Bir TV haberinde ‘’mağazalar veya tefeciler tarafından uygulanan fahiş faiz oranları yüzde 72’den başlıyor ‘’ deniliyordu.
İki bankanın Web sayfasından ihtiyaç kredisi faiz maliyetine baktım. Kredi faizi, vergiler ve ücretler toplamı olarak, faiz maliyeti birinde yüzde 107,6 ve diğerinde yüzde 100,2 idi.
1.Bazı tespitler yapmak zorundayız
Yüzde 107,6 faiz maliyeti Tefeci faizinden 35,6 yüzde puan daha yüksektir.
Mayıs ayında TÜFE oranı yüzde 35,41 idi. Demek ki Mayıs ayında kredi alan, enflasyonun etkisi giderildikten sonra, yüzde 53,31 oranında reel faiz ödüyor. Geçmişte bizde bu kadar yüksek reel faiz oldu ve fakat kısa sürdü. Dünyada ise yüzde 53,31 reel faiz çok istisnai bir durum olarak kabul edilir.
Bankalar ve devlet işbirliği yaparak, vatandaştan tefeci faizi alıyorlar.
2.Bireysel kredilerde temerrüt riski arttı.
Bir yandan reel faizler arttı, bir yandan da halk yoksullaştı. Tüketici aç kalmamak için kredi alıyor. Temerrüt oranı arttı.
3.Kredi kartları borçlarında yapılandırma gerekecek.
Kredi kartlarında da faiz oranları yüksektir. Dahası her ne hal ise bankalar kredi verirken yıllık faiz üstünden ancak mevduat alırken aylık faiz üstünden hesap yapıyorlar.

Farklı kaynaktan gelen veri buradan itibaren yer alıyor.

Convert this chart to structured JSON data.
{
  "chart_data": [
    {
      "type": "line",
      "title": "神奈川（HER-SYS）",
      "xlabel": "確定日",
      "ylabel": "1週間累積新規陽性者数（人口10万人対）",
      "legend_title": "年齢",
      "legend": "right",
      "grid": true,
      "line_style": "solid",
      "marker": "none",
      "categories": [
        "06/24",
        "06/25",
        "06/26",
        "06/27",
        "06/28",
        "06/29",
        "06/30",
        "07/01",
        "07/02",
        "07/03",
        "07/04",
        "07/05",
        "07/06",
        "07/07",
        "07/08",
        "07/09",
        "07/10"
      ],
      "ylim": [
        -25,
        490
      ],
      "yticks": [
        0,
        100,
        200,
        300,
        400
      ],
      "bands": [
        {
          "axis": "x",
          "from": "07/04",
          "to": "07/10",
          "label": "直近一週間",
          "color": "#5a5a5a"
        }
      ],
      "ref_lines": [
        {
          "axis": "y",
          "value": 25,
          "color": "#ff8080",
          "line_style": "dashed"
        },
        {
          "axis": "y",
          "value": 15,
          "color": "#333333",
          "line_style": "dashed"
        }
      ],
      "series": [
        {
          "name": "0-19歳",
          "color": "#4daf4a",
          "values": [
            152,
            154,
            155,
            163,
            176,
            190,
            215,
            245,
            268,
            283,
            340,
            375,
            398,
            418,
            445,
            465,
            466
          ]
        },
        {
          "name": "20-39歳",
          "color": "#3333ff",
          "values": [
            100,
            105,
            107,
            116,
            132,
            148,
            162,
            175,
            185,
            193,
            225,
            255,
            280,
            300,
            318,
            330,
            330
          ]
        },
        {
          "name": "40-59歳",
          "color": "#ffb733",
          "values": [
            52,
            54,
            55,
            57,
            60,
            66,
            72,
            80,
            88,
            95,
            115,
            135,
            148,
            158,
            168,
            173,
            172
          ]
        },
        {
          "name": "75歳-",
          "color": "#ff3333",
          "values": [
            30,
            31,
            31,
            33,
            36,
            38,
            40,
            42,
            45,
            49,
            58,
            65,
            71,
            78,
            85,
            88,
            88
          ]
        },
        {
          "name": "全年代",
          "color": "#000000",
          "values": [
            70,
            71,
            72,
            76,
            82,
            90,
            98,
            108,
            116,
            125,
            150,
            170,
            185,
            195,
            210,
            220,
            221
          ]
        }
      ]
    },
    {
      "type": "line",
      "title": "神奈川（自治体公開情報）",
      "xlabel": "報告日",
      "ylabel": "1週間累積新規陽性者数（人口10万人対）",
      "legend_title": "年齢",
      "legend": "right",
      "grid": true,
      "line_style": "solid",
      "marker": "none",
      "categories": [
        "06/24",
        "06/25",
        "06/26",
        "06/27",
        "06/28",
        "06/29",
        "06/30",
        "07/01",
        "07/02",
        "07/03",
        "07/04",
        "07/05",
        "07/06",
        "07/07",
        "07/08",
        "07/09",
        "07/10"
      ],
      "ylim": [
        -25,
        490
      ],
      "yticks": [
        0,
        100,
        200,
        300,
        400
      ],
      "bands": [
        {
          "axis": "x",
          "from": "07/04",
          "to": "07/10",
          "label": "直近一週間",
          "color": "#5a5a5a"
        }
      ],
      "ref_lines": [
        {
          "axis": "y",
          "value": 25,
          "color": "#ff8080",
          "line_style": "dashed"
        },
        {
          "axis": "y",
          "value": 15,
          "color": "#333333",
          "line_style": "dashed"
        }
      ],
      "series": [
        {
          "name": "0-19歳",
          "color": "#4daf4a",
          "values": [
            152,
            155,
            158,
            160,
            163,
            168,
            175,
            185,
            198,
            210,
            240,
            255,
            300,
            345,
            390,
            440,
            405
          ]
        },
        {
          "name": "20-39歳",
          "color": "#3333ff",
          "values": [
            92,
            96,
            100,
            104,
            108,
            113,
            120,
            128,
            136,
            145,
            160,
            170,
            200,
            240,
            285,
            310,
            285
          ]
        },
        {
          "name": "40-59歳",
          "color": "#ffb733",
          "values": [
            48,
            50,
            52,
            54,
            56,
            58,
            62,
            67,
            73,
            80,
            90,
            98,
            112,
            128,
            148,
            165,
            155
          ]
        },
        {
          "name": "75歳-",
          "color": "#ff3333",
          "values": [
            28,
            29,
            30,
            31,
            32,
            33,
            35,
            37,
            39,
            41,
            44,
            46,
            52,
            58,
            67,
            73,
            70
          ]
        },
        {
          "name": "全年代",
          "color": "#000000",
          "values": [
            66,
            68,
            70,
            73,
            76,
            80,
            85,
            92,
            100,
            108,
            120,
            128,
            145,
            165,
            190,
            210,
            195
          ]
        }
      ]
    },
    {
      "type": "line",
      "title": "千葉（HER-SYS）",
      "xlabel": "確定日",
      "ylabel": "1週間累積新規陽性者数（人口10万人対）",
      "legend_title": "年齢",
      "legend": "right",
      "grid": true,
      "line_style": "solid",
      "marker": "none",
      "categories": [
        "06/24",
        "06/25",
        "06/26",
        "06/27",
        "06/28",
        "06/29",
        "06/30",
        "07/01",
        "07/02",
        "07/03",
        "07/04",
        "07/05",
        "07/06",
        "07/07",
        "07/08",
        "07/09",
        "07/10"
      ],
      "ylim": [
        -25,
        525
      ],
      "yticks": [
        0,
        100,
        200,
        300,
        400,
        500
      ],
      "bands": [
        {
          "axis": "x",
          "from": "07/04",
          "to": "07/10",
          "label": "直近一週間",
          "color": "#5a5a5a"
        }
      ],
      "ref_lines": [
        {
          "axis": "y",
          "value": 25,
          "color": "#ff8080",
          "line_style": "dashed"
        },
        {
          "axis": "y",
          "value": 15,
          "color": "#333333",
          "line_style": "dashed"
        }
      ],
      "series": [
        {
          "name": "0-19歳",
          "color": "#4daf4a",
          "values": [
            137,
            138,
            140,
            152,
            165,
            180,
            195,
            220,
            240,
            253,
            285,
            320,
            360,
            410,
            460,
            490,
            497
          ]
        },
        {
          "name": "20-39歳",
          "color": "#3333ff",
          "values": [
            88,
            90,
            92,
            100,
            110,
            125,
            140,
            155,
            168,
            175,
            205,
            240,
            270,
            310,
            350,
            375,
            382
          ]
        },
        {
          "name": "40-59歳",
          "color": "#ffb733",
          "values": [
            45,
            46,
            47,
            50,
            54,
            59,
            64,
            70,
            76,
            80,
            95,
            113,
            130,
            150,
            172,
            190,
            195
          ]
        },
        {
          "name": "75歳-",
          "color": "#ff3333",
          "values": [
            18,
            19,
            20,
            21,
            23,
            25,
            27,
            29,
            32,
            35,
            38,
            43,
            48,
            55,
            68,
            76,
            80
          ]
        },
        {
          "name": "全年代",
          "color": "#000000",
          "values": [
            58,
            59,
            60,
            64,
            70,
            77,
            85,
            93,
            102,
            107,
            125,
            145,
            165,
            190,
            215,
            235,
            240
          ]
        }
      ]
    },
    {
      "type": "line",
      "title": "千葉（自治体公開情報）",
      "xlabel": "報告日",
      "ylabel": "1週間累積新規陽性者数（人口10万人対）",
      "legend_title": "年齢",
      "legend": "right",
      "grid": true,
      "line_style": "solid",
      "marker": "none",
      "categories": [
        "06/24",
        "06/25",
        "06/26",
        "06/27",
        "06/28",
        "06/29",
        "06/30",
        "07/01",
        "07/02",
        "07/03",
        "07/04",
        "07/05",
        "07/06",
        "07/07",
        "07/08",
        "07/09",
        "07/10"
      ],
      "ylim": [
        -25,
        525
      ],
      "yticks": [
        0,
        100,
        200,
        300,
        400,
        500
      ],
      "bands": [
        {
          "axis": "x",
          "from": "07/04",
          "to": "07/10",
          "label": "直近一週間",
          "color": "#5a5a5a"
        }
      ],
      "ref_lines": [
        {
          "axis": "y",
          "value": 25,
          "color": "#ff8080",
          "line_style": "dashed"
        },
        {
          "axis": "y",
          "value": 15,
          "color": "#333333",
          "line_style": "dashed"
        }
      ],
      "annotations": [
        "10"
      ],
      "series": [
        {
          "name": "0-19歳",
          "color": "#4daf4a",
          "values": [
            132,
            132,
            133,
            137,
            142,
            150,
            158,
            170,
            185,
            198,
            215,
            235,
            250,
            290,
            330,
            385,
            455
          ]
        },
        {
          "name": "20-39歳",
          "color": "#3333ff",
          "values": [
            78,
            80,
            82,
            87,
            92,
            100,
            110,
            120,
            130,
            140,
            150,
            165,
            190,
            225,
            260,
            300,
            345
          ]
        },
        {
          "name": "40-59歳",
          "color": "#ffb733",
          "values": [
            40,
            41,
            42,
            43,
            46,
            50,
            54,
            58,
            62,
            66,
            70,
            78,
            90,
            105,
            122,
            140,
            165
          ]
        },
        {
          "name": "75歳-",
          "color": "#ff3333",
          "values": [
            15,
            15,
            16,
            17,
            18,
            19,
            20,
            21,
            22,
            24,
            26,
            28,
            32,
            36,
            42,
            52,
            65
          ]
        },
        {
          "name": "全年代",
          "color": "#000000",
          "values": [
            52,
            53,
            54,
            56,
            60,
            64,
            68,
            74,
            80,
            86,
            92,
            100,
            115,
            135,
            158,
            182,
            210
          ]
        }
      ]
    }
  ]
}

Kredi kartı kullananlar asgari geçim sağlamak için gelirlerinin üstünde harcama yapıyorlar. Ödeme sorunu başlayacak ve kredi kartlarında yapılandırma yapılması gerekecektir.
4.Faiz tuzağı- faiz çıkmazı oluştu.
2018 yılında kur şoku yaşadık. O zaman MB’na müdahale daha sınırlıydı. Ayrıca demokratik ve hukuki altyapı ve güven, bu kadar sorun oluşturmuyordu. MB faizleri artırdı, TÜFE düştükçe düşürdü. Bir yıl sonra TÜFE çözüldü.

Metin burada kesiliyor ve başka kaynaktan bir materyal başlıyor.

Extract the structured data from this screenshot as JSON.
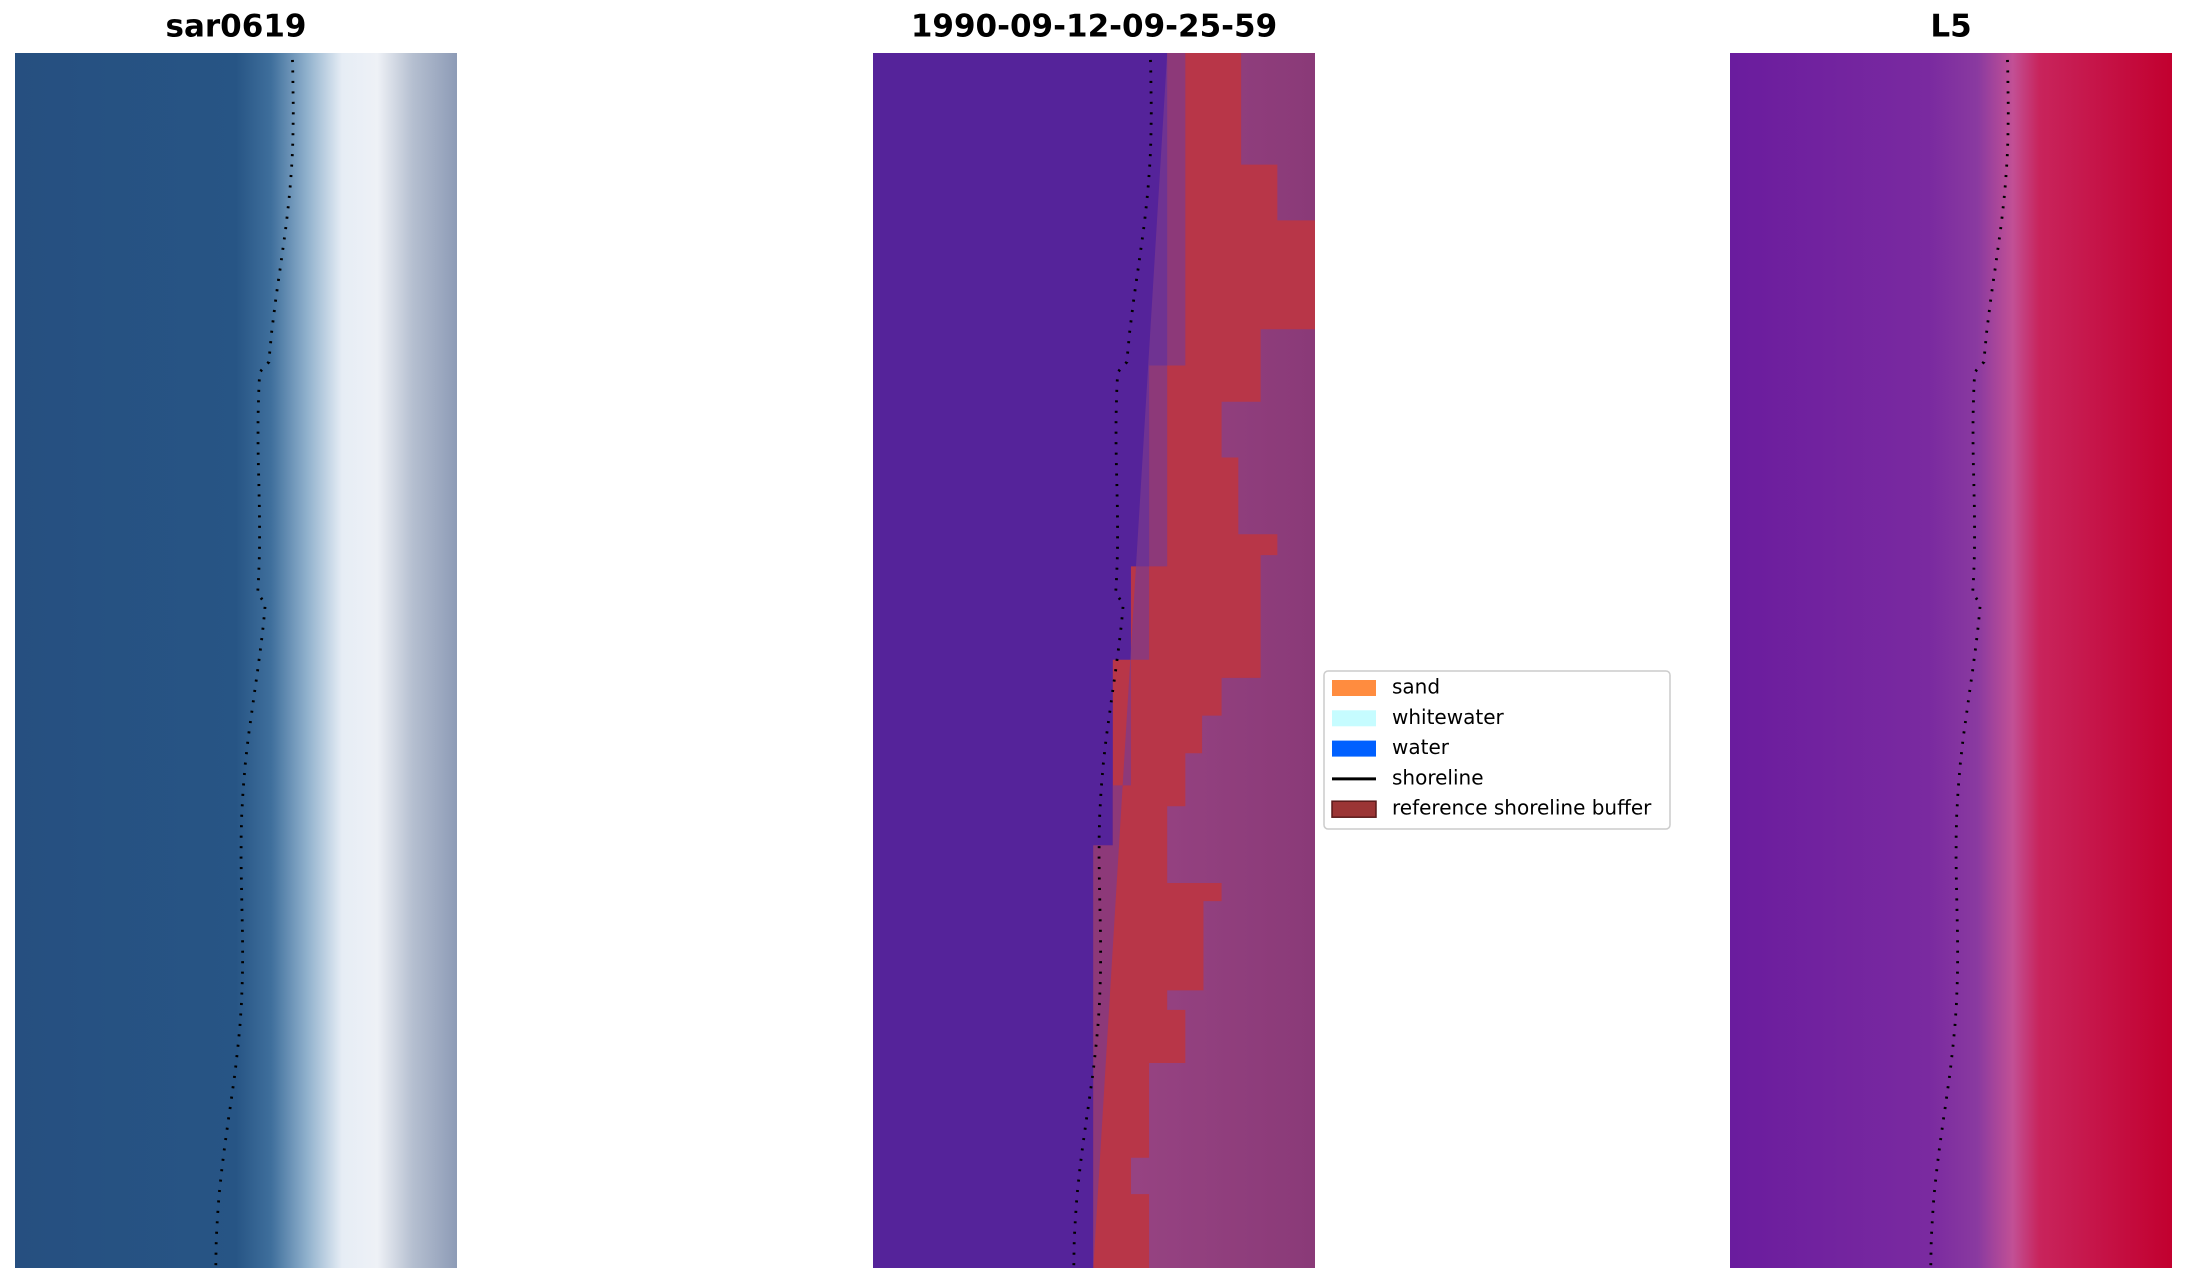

Bugün çok farklı bir konjonktür içindeyiz. Ekonomide kriz var ve kırılganlık yüksektir. Krize karşı bir istikrar programı yapılmadığı için makro dengeleri tutturmak mümkün olmuyor. Hükümet günübirlik önlemler almak zorunda kalıyor. Bunlardan birisi de faiz kararıdır.
Döviz talebini ve dolarizasyonu önlemek, MB rezervlerini korumak için bu kadar yüksek reel faiz uygulanıyor. Bu defa da kur baskısı ortaya çıkıyor ve ihracat geriliyor.
Tüketimin maliyetini düşürmek ve enflasyonla mücadele için reel faiz yüksek tutuluyor. Fakat bu defada yüksek reel faiz maliyetleri artırıyor ve fiyatlar artıyor.
5.Bu işin sonu nereye gider?
Eğer Türkiye günübirlik politikalardan dönmezse, eğer İMF’ye gitmezse, eğer iMF ile ve hükümeti zorlayan bir istikrar programı yapmazsa, eğer finans tuzağından kurtulamazsa, enflasyon bir yerde kronikleşir, ekonomide başlayan daralma hızlanır, bankalar zora girer, kriz dip yapar.
2021 sonunda TL krizi başladığı zaman bu köşede defalarca nasıl bir istikrar politikası gerektiğini yazmıştım. Aksi halde bugünlere gelineceğini de açıkça belirtmiştim.